The following chapters have been largely written from notes that Mrs. Q. made during the pleasant months she spent in Korea, and from her memories of those months. But Chosön is too interesting and, to us, too new a theme to need the fillip of any petty personality; and so, after these few pages of introduction and of explanation, we may excuse Mrs. Q., or at least her personality, from our service, and leave her in her privacy, to congratulate herself upon her good luck in having had the unique experience of seeing Korea, and of seeing it in company with one of the best-informed of Tartars, and one of the most intelligent of Europeans.
I felt impelled to write this explanation of how the material for the book was gathered, and the manner of woman who gathered it. Helen Q. lays as little claim to being profound as do I myself, and this is no volume for those who gloat on statistics, on accurate tables, and insist upon having over-exact information or no information at all. It is a peep at Korea as a very average woman saw it, a woman who enjoyed herself in Korea, and who there jotted down some of her impressions that they might serve her and another for ‘sweet discourses in their time to come’—jotted them down with no dream of future publication. I sometimes think that the half-gossip of such travellers, the honest, unstudied report of their observations, gives, to the generality of readers, a more vivid, concrete picture of a strange land than do the more elaborate, more careful volumes of more accomplished writers, more professional makers of books.

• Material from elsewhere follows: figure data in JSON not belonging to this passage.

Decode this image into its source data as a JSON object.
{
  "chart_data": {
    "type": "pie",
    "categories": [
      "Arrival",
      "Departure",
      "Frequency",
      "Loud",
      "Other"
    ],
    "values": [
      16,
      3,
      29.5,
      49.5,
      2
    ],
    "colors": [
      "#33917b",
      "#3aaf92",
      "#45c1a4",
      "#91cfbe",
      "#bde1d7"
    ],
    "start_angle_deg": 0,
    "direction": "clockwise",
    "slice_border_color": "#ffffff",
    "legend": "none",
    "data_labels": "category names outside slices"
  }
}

These pages have had the advantage of being revised both by Mr. Q. and Ja Hong Ting, both of whom are acute observers, exact thinkers, and happen to be in Europe now.
The inclusion here of the chapters on China and Japan needs, I think, no apology. The histories of the three countries have been so interknit socially, artistically, and scientifically; the people of Korea are so like the people of Japan, so like the people of China—though so unlike both—that we shall only even partially see Korea, by keeping one of our mental eyes on the rival countries between which she lies.
The island of Quelpaert is barely fifty miles long and only half so wide; but it is big with history, huge with interest, and great with special claim upon European attention.
In 1653 a Dutch boat was wrecked on the shore of Quelpaert. To that shipwreck Europe owed her most vivid, if not her first photograph of Korea; for on the Sparrow-hawk was not only Min Heer Cornelius Lessen, the governor-elect of Tai-wan, but also a man of genius, a sailor who had a great gift for narrative writing. That man’s name was Hendrik Hamel. It is two hundred years and more since he wrote his simple, straightforward, convincing record of the years he perforce spent in Korea. Since then some score of books have been written about Korea and things Korean. None of them are more readable than Hamel’s “Narrative of an Unlucky Voyage,” and only one of them compares, at all to its author’s credit, with the quaint old book, written two centuries ago by the Dutch seaman.
I should like to quote a great deal of Hamel’s own record of the thirteen years he spent in Korea, and it has been done very much at length by several eminent writers. Moreover, it would be an entirely safe thing to do, for the copyright must have long since run out, if the book ever had a copyright. But I will content myself with a very few words about this wonderful man and his stay in Chosön, and a few brief quotations from one of the most interesting books of travel that has ever been written; a book as fresh and readable to-day as if it had just come smoking from the printer’s press.